FreeBSD supports running both as a Xen guest and host on amd64 hardware. Guest support is limited to HVM and PVH modes, while host support is limited to PVH mode only.

Xen support is built by default in the i386 and amd64 GENERIC kernels; note however that host mode is only available on amd64.

The Xen Hypervisor allows multiple virtual machines to be run on a single computer system. When first released, Xen required that i386 kernels be compiled "para-virtualized" as the x86 instruction set was not fully virtualizable. Primarily, para-virtualization modifies the virtual memory system to use hypervisor calls (hypercalls) rather than direct hardware instructions to modify the TLB, although para-virtualized device drivers were also required to access resources such as virtual network interfaces and disk devices.

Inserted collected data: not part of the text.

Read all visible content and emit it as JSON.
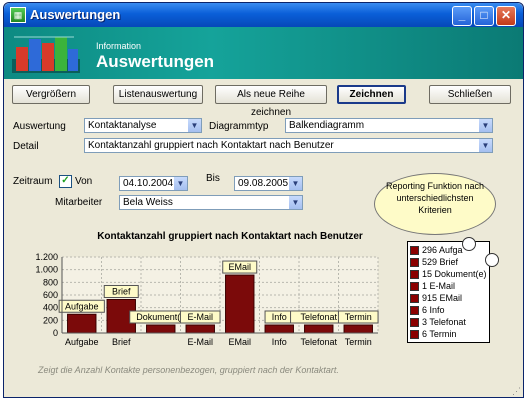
{
  "window": {
    "title": "Auswertungen"
  },
  "header": {
    "small": "Information",
    "big": "Auswertungen"
  },
  "toolbar": {
    "vergroessern": "Vergrößern",
    "listenauswertung": "Listenauswertung",
    "neue_reihe": "Als neue Reihe zeichnen",
    "zeichnen": "Zeichnen",
    "schliessen": "Schließen"
  },
  "form": {
    "auswertung_label": "Auswertung",
    "auswertung_value": "Kontaktanalyse",
    "diagrammtyp_label": "Diagrammtyp",
    "diagrammtyp_value": "Balkendiagramm",
    "detail_label": "Detail",
    "detail_value": "Kontaktanzahl gruppiert nach Kontaktart nach Benutzer",
    "zeitraum_label": "Zeitraum",
    "von_label": "Von",
    "von_value": "04.10.2004",
    "bis_label": "Bis",
    "bis_value": "09.08.2005",
    "mitarbeiter_label": "Mitarbeiter",
    "mitarbeiter_value": "Bela Weiss"
  },
  "bubble_text": "Reporting Funktion nach unterschiedlichsten Kriterien",
  "note": "Zeigt die Anzahl Kontakte personenbezogen, gruppiert nach der Kontaktart.",
  "colors": {
    "bar": "#7b0a0a",
    "label_bg": "#fefbc8",
    "header": "#0d8a82"
  },
  "chart_data": {
    "type": "bar",
    "title": "Kontaktanzahl gruppiert nach Kontaktart nach Benutzer",
    "categories": [
      "Aufgabe",
      "Brief",
      "Dokument(e)",
      "E-Mail",
      "EMail",
      "Info",
      "Telefonat",
      "Termin"
    ],
    "x_tick_labels": [
      "Aufgabe",
      "Brief",
      "",
      "E-Mail",
      "EMail",
      "Info",
      "Telefonat",
      "Termin"
    ],
    "values": [
      296,
      529,
      15,
      1,
      915,
      6,
      3,
      6
    ],
    "value_labels": [
      "Aufgabe",
      "Brief",
      "Dokument(e",
      "E-Mail",
      "EMail",
      "Info",
      "Telefonat",
      "Termin"
    ],
    "y_ticks": [
      "0",
      "200",
      "400",
      "600",
      "800",
      "1.000",
      "1.200"
    ],
    "ylim": [
      0,
      1200
    ],
    "grid": true,
    "legend": [
      "296 Aufga",
      "529 Brief",
      "15 Dokument(e)",
      "1 E-Mail",
      "915 EMail",
      "6 Info",
      "3 Telefonat",
      "6 Termin"
    ],
    "legend_placement": "right"
  }
}
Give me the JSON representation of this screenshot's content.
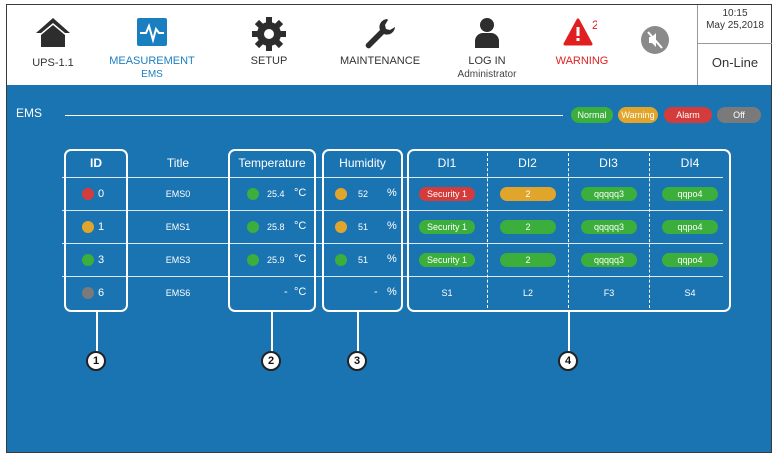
{
  "nav": {
    "ups_label": "UPS-1.1",
    "measurement_label": "MEASUREMENT",
    "measurement_sub": "EMS",
    "setup_label": "SETUP",
    "maintenance_label": "MAINTENANCE",
    "login_label": "LOG IN",
    "login_sub": "Administrator",
    "warning_label": "WARNING",
    "warning_count": "2"
  },
  "clock": {
    "time": "10:15",
    "date": "May 25,2018",
    "status": "On-Line"
  },
  "panel": {
    "title": "EMS"
  },
  "legend": [
    {
      "label": "Normal",
      "color": "#3cae3c"
    },
    {
      "label": "Warning",
      "color": "#e2a52b"
    },
    {
      "label": "Alarm",
      "color": "#d43b3b"
    },
    {
      "label": "Off",
      "color": "#7a7a7a"
    }
  ],
  "table": {
    "headers": {
      "id": "ID",
      "title": "Title",
      "temperature": "Temperature",
      "humidity": "Humidity",
      "di1": "DI1",
      "di2": "DI2",
      "di3": "DI3",
      "di4": "DI4"
    },
    "rows": [
      {
        "id": "0",
        "id_color": "#d43b3b",
        "title": "EMS0",
        "temp": "25.4",
        "temp_unit": "°C",
        "temp_color": "#3cae3c",
        "hum": "52",
        "hum_unit": "%",
        "hum_color": "#e2a52b",
        "di": [
          {
            "text": "Security 1",
            "color": "#d43b3b"
          },
          {
            "text": "2",
            "color": "#e2a52b"
          },
          {
            "text": "qqqqq3",
            "color": "#3cae3c"
          },
          {
            "text": "qqpo4",
            "color": "#3cae3c"
          }
        ]
      },
      {
        "id": "1",
        "id_color": "#e2a52b",
        "title": "EMS1",
        "temp": "25.8",
        "temp_unit": "°C",
        "temp_color": "#3cae3c",
        "hum": "51",
        "hum_unit": "%",
        "hum_color": "#e2a52b",
        "di": [
          {
            "text": "Security 1",
            "color": "#3cae3c"
          },
          {
            "text": "2",
            "color": "#3cae3c"
          },
          {
            "text": "qqqqq3",
            "color": "#3cae3c"
          },
          {
            "text": "qqpo4",
            "color": "#3cae3c"
          }
        ]
      },
      {
        "id": "3",
        "id_color": "#3cae3c",
        "title": "EMS3",
        "temp": "25.9",
        "temp_unit": "°C",
        "temp_color": "#3cae3c",
        "hum": "51",
        "hum_unit": "%",
        "hum_color": "#3cae3c",
        "di": [
          {
            "text": "Security 1",
            "color": "#3cae3c"
          },
          {
            "text": "2",
            "color": "#3cae3c"
          },
          {
            "text": "qqqqq3",
            "color": "#3cae3c"
          },
          {
            "text": "qqpo4",
            "color": "#3cae3c"
          }
        ]
      },
      {
        "id": "6",
        "id_color": "#7a7a7a",
        "title": "EMS6",
        "temp": "-",
        "temp_unit": "°C",
        "hum": "-",
        "hum_unit": "%",
        "di": [
          {
            "text": "S1"
          },
          {
            "text": "L2"
          },
          {
            "text": "F3"
          },
          {
            "text": "S4"
          }
        ]
      }
    ]
  },
  "callouts": [
    "1",
    "2",
    "3",
    "4"
  ]
}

With later instruction set extensions from AMD and Intel to support fully virtualizable instructions, unmodified virtual memory systems can also be supported; this is referred to as hardware-assisted virtualization (HVM and PVH). HVM configurations may either rely on transparently emulated hardware peripherals, or para-virtualized drivers, which are aware of virtualization, and hence able to optimize certain behaviors to improve performance or semantics. PVH configurations rely on para-virtualized drivers exclusively for IO.

FreeBSD Para-virtualized device drivers are required in order to support certain functionality, such as processing management requests, returning idle physical memory pages to the hypervisor, etc.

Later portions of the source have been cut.